Cynthia Curtis: What a great day, huh? What a great day. And I am so pleased to be here today on behalf of CA Technologies, to be a signatory to this very important Climate Declaration.
CA Technologies is a $5 billion global software solutions provider. We're a dot-com. We're not a dotorg. And we're signing this declaration today because the business opportunities associated with moving to a clean economy, clean energy economy, have been vacant, pretty much, in the dialogue, and we want to change that. Collectively, we have real challenges. We've been talk, you know, Sandy, extreme weather, water, et cetera.
And we see meeting those challenges as part of our responsibility as a corporate citizen, but we also see it as smart business. It's smart for our topline, for our bottom line. It enhances our brand and it deepens our relationships with our customers and our partners.
Information technology is an enabler of sustainability, of helping manage, measure, drive resource optimization. Our experience and the experience of our colleagues in the industry proves it. Through utilizing our own software, we've reduced our carbon footprint by 25 percent from 2006, and we're helping our customers optimize their resources internally, and minimize their negative impacts over time.
You know, for business, innovation and the speed of innovation is absolutely critical, and no more important than IT. I mean, it is, that's what IT is about. If you don't innovate, you're dead in the water. Good, sound policy that provides parameters acts as an accelerant to innovation. It helps create markets. And that's where government needs to play a role. Our hope is to lend our voice and our relevant experience to that dialogue and to help shape meaningful policy that can accelerate the growth to a clean energy economy. Looking forward to a great day on the Hill. Thank you.
Anne Kelly: Good morning. I'm Anne Kelly at Ceres, and I direct BICEP, and I am so inspired at this moment for what we've been able to put together today.
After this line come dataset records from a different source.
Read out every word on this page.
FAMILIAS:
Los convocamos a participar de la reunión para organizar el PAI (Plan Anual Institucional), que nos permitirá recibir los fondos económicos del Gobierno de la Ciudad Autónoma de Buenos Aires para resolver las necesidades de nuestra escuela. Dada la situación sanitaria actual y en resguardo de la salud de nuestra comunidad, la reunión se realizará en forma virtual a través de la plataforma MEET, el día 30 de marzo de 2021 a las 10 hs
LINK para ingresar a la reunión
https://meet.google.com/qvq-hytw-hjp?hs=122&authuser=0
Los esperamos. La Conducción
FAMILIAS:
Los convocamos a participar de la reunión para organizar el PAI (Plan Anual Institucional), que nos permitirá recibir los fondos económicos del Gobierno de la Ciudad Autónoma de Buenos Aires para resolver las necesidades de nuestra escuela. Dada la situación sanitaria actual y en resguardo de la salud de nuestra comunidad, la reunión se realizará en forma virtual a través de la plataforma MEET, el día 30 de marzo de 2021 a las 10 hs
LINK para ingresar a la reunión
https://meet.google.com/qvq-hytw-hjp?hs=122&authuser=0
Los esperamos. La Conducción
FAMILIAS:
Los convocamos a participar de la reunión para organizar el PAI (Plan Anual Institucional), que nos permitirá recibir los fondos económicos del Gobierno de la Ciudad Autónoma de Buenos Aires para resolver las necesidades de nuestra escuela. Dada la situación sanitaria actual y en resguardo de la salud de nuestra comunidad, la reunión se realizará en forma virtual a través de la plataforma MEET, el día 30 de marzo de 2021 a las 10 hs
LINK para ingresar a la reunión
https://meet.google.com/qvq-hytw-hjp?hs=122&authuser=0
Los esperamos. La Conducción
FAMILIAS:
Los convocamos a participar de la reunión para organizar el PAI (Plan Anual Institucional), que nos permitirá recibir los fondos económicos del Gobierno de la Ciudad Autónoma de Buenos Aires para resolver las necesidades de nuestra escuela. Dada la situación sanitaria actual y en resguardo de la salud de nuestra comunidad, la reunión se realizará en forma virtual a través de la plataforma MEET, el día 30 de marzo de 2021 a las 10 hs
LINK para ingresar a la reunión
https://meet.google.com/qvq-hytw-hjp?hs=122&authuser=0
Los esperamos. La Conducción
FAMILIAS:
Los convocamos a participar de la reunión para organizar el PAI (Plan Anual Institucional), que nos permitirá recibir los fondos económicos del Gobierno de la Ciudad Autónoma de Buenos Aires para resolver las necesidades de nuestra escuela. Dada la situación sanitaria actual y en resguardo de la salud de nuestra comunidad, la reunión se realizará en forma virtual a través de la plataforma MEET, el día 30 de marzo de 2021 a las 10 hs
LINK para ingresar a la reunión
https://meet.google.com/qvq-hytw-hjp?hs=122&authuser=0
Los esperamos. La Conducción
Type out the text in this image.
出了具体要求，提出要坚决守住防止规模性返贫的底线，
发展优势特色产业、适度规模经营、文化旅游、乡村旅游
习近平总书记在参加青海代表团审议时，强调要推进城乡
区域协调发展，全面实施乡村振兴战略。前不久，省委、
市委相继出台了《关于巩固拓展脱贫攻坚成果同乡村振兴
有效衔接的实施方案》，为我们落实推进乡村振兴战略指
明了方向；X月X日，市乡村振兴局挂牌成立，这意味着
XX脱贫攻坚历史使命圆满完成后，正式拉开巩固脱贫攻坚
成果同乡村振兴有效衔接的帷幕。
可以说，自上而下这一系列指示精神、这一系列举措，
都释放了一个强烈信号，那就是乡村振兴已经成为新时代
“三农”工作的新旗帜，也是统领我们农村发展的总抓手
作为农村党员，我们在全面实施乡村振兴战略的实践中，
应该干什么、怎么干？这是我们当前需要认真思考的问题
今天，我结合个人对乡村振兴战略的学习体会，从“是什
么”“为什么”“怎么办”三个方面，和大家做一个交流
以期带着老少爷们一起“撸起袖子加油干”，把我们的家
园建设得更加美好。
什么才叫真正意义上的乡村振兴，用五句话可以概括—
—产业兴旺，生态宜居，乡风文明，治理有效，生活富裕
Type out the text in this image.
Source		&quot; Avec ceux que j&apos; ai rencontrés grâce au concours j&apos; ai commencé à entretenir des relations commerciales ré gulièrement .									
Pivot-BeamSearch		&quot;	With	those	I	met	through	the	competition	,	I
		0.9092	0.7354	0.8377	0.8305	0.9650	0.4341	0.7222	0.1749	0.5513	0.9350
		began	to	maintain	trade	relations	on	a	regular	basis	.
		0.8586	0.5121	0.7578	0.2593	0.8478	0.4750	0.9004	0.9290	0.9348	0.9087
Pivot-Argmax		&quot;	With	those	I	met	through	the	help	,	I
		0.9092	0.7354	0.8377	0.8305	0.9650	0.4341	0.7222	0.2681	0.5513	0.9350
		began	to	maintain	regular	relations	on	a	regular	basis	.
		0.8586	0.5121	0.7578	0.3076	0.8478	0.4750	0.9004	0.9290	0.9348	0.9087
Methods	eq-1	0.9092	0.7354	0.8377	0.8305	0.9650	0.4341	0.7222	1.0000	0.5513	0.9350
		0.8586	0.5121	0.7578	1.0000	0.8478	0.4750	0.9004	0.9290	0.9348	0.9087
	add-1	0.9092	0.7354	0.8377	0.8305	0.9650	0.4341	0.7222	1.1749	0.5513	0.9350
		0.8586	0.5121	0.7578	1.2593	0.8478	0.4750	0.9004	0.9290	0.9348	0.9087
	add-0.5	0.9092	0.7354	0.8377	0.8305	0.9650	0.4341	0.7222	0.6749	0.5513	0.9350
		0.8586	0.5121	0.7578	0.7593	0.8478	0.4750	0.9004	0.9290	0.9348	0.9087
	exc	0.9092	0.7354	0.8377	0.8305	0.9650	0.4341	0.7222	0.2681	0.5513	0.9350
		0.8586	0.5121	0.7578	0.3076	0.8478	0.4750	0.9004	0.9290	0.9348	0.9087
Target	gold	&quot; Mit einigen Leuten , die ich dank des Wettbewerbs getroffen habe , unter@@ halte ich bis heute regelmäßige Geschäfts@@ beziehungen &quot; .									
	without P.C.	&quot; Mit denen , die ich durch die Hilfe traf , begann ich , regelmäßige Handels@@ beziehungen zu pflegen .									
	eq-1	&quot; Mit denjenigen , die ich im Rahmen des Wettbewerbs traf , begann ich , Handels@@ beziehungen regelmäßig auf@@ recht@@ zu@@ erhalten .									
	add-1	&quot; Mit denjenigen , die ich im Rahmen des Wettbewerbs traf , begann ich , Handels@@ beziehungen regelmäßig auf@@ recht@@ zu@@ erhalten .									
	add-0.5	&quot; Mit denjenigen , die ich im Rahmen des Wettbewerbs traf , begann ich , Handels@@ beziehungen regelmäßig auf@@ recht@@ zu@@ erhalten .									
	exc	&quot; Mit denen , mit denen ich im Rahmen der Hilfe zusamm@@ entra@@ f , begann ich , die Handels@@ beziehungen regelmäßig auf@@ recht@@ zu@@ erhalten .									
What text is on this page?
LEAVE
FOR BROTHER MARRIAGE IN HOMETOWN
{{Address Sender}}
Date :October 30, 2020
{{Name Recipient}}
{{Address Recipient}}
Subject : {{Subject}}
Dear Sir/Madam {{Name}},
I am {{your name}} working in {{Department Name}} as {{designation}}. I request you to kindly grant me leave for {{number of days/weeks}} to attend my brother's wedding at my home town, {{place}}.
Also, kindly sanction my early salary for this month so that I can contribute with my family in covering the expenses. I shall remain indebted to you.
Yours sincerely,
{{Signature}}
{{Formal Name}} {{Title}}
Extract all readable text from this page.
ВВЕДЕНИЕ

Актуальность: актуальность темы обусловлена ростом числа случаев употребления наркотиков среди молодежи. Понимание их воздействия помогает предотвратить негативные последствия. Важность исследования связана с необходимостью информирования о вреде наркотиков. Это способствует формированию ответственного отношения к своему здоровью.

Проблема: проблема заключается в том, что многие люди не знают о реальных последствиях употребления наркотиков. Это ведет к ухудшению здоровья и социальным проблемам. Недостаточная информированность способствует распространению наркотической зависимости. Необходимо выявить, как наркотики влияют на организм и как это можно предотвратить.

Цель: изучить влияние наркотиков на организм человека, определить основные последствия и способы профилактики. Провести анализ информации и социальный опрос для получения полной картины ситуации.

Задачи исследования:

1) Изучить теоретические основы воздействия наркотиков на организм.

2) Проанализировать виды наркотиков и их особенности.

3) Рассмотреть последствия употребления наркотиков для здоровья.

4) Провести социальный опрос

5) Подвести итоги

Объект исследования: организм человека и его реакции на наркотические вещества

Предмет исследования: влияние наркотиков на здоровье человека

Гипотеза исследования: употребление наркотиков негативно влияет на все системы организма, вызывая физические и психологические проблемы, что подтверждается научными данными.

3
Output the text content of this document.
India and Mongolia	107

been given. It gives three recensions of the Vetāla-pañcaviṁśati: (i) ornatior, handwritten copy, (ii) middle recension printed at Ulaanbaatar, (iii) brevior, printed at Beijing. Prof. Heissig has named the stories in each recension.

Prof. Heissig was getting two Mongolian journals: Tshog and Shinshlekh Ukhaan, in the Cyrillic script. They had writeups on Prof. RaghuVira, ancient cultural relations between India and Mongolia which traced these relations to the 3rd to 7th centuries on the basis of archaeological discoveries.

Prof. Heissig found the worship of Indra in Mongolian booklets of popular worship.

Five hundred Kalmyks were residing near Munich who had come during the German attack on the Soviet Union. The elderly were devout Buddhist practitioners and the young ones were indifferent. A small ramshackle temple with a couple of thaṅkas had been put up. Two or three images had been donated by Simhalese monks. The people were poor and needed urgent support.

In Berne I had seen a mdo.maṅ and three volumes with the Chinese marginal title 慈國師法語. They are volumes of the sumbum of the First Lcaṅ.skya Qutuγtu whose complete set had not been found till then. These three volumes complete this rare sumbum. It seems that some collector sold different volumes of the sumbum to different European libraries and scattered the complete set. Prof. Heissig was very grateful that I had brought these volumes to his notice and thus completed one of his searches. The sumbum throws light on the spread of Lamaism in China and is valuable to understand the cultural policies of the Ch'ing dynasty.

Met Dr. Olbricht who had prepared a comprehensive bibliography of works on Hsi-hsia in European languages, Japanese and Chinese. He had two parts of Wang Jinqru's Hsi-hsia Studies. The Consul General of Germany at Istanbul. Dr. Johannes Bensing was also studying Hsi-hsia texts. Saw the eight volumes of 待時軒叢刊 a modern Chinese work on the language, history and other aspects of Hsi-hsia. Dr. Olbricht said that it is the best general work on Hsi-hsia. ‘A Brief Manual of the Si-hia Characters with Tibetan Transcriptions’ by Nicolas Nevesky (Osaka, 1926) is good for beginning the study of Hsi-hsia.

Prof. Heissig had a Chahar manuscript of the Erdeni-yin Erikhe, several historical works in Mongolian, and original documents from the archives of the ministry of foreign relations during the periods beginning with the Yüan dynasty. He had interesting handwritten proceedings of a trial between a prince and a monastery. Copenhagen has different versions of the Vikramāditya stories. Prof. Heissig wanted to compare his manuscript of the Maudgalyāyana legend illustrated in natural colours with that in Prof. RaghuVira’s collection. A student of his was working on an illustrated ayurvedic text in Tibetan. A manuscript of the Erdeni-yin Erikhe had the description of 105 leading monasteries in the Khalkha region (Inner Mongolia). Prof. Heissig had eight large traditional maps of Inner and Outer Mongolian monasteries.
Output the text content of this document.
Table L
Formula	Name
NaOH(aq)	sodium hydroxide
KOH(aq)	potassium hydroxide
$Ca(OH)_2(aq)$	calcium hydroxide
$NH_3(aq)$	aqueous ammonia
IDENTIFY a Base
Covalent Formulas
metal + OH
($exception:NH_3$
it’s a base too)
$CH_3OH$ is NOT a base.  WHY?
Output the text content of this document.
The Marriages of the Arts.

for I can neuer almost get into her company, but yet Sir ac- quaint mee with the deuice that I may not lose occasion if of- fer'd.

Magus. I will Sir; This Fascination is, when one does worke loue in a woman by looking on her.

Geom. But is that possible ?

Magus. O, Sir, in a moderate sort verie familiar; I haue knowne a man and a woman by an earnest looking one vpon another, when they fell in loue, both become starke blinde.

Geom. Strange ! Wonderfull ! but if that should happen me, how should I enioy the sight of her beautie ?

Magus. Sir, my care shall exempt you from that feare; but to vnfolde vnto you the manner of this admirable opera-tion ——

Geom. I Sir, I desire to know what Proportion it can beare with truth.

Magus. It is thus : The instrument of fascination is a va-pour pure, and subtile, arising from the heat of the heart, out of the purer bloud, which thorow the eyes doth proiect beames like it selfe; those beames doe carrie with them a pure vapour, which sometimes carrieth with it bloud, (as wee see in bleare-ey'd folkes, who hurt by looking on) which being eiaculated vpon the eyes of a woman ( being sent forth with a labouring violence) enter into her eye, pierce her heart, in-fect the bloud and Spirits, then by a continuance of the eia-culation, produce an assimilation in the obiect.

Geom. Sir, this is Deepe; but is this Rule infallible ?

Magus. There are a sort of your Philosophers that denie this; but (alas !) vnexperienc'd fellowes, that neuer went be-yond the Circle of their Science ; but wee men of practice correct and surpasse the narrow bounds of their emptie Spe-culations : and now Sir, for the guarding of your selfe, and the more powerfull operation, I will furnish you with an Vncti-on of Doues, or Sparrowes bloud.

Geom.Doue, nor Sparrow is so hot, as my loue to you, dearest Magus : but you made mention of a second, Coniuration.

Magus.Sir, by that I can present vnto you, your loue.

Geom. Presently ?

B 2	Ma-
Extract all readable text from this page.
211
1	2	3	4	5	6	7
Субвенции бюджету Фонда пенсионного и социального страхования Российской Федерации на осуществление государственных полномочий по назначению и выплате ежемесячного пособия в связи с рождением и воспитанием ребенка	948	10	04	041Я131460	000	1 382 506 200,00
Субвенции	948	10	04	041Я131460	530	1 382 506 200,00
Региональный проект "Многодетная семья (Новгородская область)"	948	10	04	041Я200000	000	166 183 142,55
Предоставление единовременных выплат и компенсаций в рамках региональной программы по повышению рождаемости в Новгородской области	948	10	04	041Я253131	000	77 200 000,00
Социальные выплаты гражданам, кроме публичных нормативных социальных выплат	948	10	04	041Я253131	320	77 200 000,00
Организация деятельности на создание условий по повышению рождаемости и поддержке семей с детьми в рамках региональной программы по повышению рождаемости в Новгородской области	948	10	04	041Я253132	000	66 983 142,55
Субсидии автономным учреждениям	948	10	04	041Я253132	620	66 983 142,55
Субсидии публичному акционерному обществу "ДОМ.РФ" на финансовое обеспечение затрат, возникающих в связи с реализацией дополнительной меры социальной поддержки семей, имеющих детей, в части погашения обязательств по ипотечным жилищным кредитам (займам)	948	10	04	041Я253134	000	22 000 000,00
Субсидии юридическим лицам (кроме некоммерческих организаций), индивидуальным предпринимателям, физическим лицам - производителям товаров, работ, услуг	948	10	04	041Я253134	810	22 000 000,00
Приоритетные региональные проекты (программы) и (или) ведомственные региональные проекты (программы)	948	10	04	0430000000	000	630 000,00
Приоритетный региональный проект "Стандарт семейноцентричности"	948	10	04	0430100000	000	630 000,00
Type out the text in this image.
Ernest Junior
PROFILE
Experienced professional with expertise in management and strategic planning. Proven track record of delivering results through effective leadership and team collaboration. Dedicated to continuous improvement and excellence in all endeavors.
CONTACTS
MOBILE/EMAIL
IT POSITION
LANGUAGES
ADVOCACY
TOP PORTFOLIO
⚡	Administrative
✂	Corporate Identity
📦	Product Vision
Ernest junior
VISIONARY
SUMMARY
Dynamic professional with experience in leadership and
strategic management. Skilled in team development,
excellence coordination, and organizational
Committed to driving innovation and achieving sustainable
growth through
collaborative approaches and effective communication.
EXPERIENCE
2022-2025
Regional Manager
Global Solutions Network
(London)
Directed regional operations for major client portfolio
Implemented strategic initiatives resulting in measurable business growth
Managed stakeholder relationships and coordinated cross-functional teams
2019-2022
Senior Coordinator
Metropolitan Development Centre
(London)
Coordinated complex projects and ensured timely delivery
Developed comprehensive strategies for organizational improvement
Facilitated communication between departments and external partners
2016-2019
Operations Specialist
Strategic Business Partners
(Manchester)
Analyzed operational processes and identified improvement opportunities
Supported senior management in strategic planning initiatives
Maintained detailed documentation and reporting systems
Special thanks to Jim and Betsy and Pam and Cynthia for their remarks. Special thanks to all the companies who signed the declaration and are able to be with us today and work the Hill. And a special thanks to all the companies who signed the declaration and are tuning in virtually today, and our, we feel your support in a very big way.
We have a clear message for Congress, and that is, and to the administration as well, that very clearly at the end of this long, dark tunnel of negotiations and bipartisan collaboration, there is a light. There's not only a light at the end of that tunnel, but there are people along the way, businesses along the way, holding up lanterns to guide the path, each lantern powered by a CFL.
There are business examples here of telling us how to do it. Clearly, the leading indicator is the business practices that you've heard about today, and the business practices of all those who courageously stood up and said, "This is simply the right thing to do," for all the reasons that you've heard today. This is the right thing to do. This is the time.
Our goal is to get climate change back into the conversation, not in a prescriptive way, but to simply start talking about solutions again.